On the programme was a presentation of the Information Economy Report (IER) 2015 by co-author, Torbjörn Fredriksson, of UNCTAD's Division on Technology and Logistics.

After a brief introduction to the work of UNCTAD, Fredriksson outlined the major findings of this edition of the report, which examines potential opportunities and challenges of e-commerce and how developing countries can optimize the benefits of today’s information society.

E-commerce refers to four types of transactions of goods and services by electronic means: business-to-business (B2B), business-to-consumer (B2C), consumer-to-consumer (C2C) and government-to-business (G2B).
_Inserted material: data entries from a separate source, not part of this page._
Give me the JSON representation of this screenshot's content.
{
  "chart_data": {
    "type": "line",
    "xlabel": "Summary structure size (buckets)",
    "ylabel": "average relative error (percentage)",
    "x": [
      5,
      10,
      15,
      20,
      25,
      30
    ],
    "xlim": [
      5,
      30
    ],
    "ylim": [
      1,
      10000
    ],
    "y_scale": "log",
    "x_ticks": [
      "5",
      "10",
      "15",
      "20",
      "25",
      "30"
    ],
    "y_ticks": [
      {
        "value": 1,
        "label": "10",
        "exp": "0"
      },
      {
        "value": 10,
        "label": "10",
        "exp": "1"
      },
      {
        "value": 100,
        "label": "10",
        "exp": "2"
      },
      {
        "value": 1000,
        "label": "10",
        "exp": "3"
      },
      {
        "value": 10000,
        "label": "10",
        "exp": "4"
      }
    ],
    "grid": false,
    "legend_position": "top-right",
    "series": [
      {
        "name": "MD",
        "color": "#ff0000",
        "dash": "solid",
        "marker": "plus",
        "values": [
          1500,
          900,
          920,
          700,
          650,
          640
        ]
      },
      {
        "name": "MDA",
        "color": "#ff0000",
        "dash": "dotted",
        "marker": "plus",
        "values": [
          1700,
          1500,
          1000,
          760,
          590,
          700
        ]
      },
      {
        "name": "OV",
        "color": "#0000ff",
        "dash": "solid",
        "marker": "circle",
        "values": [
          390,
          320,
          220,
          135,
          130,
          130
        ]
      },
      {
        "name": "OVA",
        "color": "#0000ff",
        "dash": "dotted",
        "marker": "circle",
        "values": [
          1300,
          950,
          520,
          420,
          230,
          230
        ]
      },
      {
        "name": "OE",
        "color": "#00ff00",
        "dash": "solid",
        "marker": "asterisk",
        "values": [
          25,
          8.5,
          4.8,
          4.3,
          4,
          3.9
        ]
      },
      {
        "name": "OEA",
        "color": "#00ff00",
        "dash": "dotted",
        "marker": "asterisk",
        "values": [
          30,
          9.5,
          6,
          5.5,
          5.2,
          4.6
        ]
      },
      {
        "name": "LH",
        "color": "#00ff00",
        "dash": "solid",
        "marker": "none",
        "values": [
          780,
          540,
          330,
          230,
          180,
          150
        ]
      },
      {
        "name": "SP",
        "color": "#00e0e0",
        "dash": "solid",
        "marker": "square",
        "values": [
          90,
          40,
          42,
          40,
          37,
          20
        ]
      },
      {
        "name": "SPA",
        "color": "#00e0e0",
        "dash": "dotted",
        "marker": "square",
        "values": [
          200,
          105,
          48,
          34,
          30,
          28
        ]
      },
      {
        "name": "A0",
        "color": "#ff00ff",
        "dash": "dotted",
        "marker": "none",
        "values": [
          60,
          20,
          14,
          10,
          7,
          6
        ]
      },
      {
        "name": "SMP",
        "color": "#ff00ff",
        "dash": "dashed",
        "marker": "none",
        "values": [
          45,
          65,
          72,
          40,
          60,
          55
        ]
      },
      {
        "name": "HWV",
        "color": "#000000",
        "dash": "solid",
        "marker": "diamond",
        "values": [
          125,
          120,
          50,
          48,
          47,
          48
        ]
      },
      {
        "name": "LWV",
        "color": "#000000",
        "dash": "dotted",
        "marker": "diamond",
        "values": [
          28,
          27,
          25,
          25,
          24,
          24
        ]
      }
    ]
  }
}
The report shows that B2B revenues are by far the largest, while B2C e-commerce is growing fast, especially in developing countries.
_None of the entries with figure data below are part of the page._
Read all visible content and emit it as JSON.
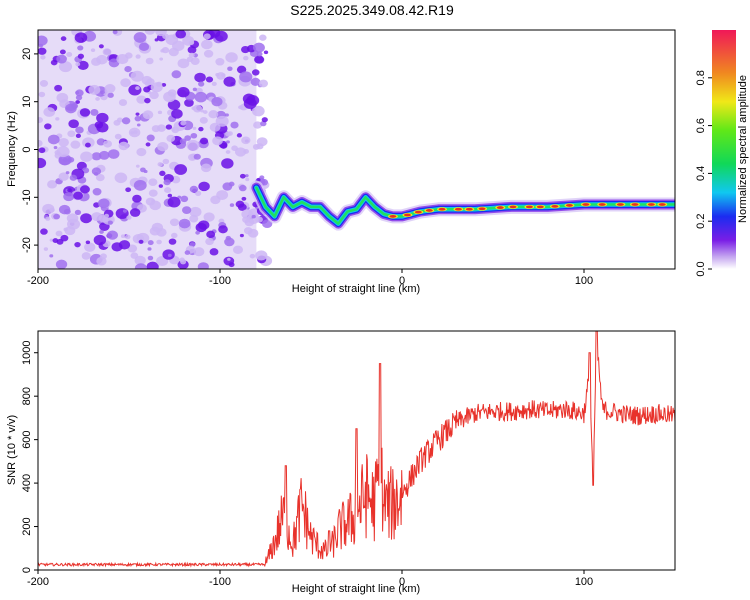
{
  "title": "S225.2025.349.08.42.R19",
  "chart_data": [
    {
      "type": "heatmap",
      "title": "S225.2025.349.08.42.R19",
      "xlabel": "Height of straight line (km)",
      "ylabel": "Frequency (Hz)",
      "xlim": [
        -200,
        150
      ],
      "ylim": [
        -25,
        25
      ],
      "xticks": [
        {
          "v": -200,
          "label": "-200"
        },
        {
          "v": -100,
          "label": "-100"
        },
        {
          "v": 0,
          "label": "0"
        },
        {
          "v": 100,
          "label": "100"
        }
      ],
      "yticks": [
        {
          "v": -20,
          "label": "-20"
        },
        {
          "v": -10,
          "label": "-10"
        },
        {
          "v": 0,
          "label": "0"
        },
        {
          "v": 10,
          "label": "10"
        },
        {
          "v": 20,
          "label": "20"
        }
      ],
      "colorbar": {
        "label": "Normalized spectral amplitude",
        "range": [
          0,
          1
        ],
        "ticks": [
          {
            "v": 0.0,
            "label": "0.0"
          },
          {
            "v": 0.2,
            "label": "0.2"
          },
          {
            "v": 0.4,
            "label": "0.4"
          },
          {
            "v": 0.6,
            "label": "0.6"
          },
          {
            "v": 0.8,
            "label": "0.8"
          }
        ]
      },
      "noise_region": {
        "x": [
          -200,
          -80
        ],
        "y": [
          -25,
          25
        ]
      },
      "ridge": [
        {
          "x": -80,
          "y": -8
        },
        {
          "x": -75,
          "y": -12
        },
        {
          "x": -70,
          "y": -14
        },
        {
          "x": -65,
          "y": -10
        },
        {
          "x": -60,
          "y": -12
        },
        {
          "x": -55,
          "y": -11
        },
        {
          "x": -50,
          "y": -12
        },
        {
          "x": -45,
          "y": -12
        },
        {
          "x": -40,
          "y": -14
        },
        {
          "x": -35,
          "y": -15.5
        },
        {
          "x": -30,
          "y": -13
        },
        {
          "x": -25,
          "y": -12.5
        },
        {
          "x": -20,
          "y": -10
        },
        {
          "x": -15,
          "y": -12
        },
        {
          "x": -10,
          "y": -13.5
        },
        {
          "x": -5,
          "y": -14
        },
        {
          "x": 0,
          "y": -14
        },
        {
          "x": 10,
          "y": -13
        },
        {
          "x": 20,
          "y": -12.5
        },
        {
          "x": 40,
          "y": -12.5
        },
        {
          "x": 60,
          "y": -12
        },
        {
          "x": 80,
          "y": -12
        },
        {
          "x": 100,
          "y": -11.5
        },
        {
          "x": 120,
          "y": -11.5
        },
        {
          "x": 150,
          "y": -11.5
        }
      ]
    },
    {
      "type": "line",
      "xlabel": "Height of straight line (km)",
      "ylabel": "SNR (10 * v/v)",
      "xlim": [
        -200,
        150
      ],
      "ylim": [
        0,
        1100
      ],
      "xticks": [
        {
          "v": -200,
          "label": "-200"
        },
        {
          "v": -100,
          "label": "-100"
        },
        {
          "v": 0,
          "label": "0"
        },
        {
          "v": 100,
          "label": "100"
        }
      ],
      "yticks": [
        {
          "v": 0,
          "label": "0"
        },
        {
          "v": 200,
          "label": "200"
        },
        {
          "v": 400,
          "label": "400"
        },
        {
          "v": 600,
          "label": "600"
        },
        {
          "v": 800,
          "label": "800"
        },
        {
          "v": 1000,
          "label": "1000"
        }
      ],
      "series": [
        {
          "name": "SNR",
          "color": "#e8322b",
          "x": [
            -200,
            -150,
            -100,
            -75,
            -70,
            -65,
            -60,
            -55,
            -50,
            -45,
            -40,
            -35,
            -30,
            -25,
            -20,
            -15,
            -12,
            -10,
            -5,
            0,
            10,
            20,
            30,
            40,
            50,
            60,
            70,
            80,
            90,
            100,
            103,
            105,
            107,
            110,
            120,
            130,
            140,
            150
          ],
          "y": [
            25,
            25,
            25,
            25,
            130,
            250,
            120,
            300,
            150,
            100,
            80,
            180,
            220,
            250,
            350,
            300,
            450,
            300,
            300,
            350,
            500,
            600,
            680,
            720,
            730,
            730,
            740,
            730,
            740,
            720,
            900,
            400,
            1050,
            740,
            720,
            710,
            720,
            710
          ]
        }
      ],
      "spikes": [
        {
          "x": -64,
          "y": 480
        },
        {
          "x": -40,
          "y": 180
        },
        {
          "x": -25,
          "y": 650
        },
        {
          "x": -12,
          "y": 950
        },
        {
          "x": 103,
          "y": 1000
        },
        {
          "x": 105,
          "y": 390
        },
        {
          "x": 107,
          "y": 1100
        }
      ]
    }
  ]
}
The IER also shows that e-commerce domestic transactions dominate in developed countries, while the picture is different in some developing countries.

"In India and Singapore, more than half of the transactions are cross-border, and in countries like Colombia, Paraguay and Venezuela, cross-border trade accounts for the bulk of e-commerce," Fredriksson said.

“But there is a higher share of Internet users involved in social networking than in buying online,” he added, stressing the importance of building trust among Internet users to involve them in e-commerce.

He also highlighted other important barriers to e-commerce, such as weak legal and regulatory frameworks, limited use of credit cards and under-developed financial systems in developing countries.

"E-commerce facilitates access to global value chains, new markets and suppliers, for instance, but it can also involve high costs of adaptation and increase the risk of fraud and job losses, hence contributing to the widening of the digital divide in the world," he said. “Our message in the latest report is that governments need to develop tailored strategies and engage relevant stakeholders in order to benefit from e-commerce.”

In the discussion that followed, the students’ questions touched on UNCTAD's activities in their countries, the share of world trade that corresponds to e-commerce and data collection.


*Bulgaria, China, Costa Rica, India, Italy, Iran, Kenya, Mexico, Pakistan, Peru, Philippines, Poland, Saudi Arabia, Singapore, Slovenia, South Korea, Switzerland, the United States, the United Kingdom.